Implacable, il poursuit son
réquisitoire :
-- En plus vous m’avez fait passer
pour un individu craspec, peu reluisant, une sorte de déchet social. Nom mais
pour qui vous prenez-vous ? Ingrat bouffi prétentieux ! » Quelques
têtes se lèvent du côté des bénévoles. Je l’attire hors du hall vers le bassin.
Impossible de lui dire comment écrire à partir du réel implique sa
nécessaire métamorphose, avec un résultat aussi fragile qu’une ombre portée,
pleine de sublimation ou dans son cas, altération imprévue, effet de miroir
inversé. Encore que. Sous l’effet de la colère ses traits déjà comme grattés de
l’intérieur se dessinent plus roses dans son visage grave, oreilles comprises.
Et lorsque ses yeux se mettent à clignoter des œillades de haine pure je dois
céder du terrain.
Un léger film de sueur nimbe son
front amphibie, ligne de flottaison sous des algues
décolorées. Il charge, incroyable
hippopotame aux narines élargies.
Une seconde avant, j’ais pris la fuite à
gauche derrière un immense pilier mais il en fait
vivement le tour me coupant la
route, jaillissant à trois centimètres de mon visage, exhalant une vague odeur
de soufre et d’œufs pourris. Pan ! M’expédie une bourrade en plein torse
(J’imagine déjà la taille du bleu). Le souffle coupé, convulsivement je recule
de trois pas découvrant la courte lame à découper le poisson, à trancher la
crevette, brandie dans ma direction. Le raseur a un rasoir.
« -- Tu n’es qu’un porc qui
écrit avec ses pieds d’horribles histoires sorties des poubelles !»
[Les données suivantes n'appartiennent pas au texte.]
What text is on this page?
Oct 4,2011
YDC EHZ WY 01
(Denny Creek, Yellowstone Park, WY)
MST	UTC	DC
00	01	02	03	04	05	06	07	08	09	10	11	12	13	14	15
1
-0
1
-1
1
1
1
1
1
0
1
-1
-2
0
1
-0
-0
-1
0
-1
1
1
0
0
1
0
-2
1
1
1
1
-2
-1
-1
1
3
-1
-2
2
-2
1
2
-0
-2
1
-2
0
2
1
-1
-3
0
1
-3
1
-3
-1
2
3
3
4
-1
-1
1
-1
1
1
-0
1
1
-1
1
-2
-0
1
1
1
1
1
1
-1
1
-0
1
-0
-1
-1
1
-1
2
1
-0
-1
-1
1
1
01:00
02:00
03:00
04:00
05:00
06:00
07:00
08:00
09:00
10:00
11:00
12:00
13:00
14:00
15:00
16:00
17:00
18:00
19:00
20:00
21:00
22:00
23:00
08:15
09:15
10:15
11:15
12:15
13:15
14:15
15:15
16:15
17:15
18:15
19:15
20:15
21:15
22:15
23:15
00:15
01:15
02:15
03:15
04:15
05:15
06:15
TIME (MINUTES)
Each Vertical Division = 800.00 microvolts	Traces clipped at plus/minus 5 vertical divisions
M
souffle t-il encore, terriblement critique et hors de contrôle.
C’en est trop, pour le fuir mes jambes s’affolent en rétropédalage de
film muet et soudain suspendues ne touchent plus le sol. En position du mal
assis, je viens de sauter à reculons dans l’abime de la piscine olympique.
Chlac ! L’eau me fouette le visage en m’absorbant goulument. Je n’ai pas
de maillot mais ma veste gris perle est loin d’être ridicule dans ce milieu
aquatique. Mes bottines aussi avaient soif. Elles me tirent lourdement en bas à
la façon des sabots du scaphandrier ; la surface est pourtant toute proche
mais je m’enfonce un peu plus en me débattant. Quelque chose m’a piqué, il me
semble avoir entendu crier mon nom.
Escargot blessé je continue à
descendre l’escalier invisible. Quelque part, autour
de mon cou s’est ouverte une douce
lagune d’où coule l’hémoglobine avec le plus grand calme. Et en regardant vers
le plafond liquide qui oscille je lis en apesanteur un message annonciateur de
destin. Moi qui usait souvent de longues phrases et d’expressions imagées je
vois se rapprocher au dessus de ma tête trois lettres pourpres. Trois lettres
de mon propre sang, synonyme d’apaisement, assemblage stylisé flottant dans
l’eau bleutée. Ecrites par cette encre de fortune, avec l’élégance de méduses graphiques
elles forment railleusement le mot fin.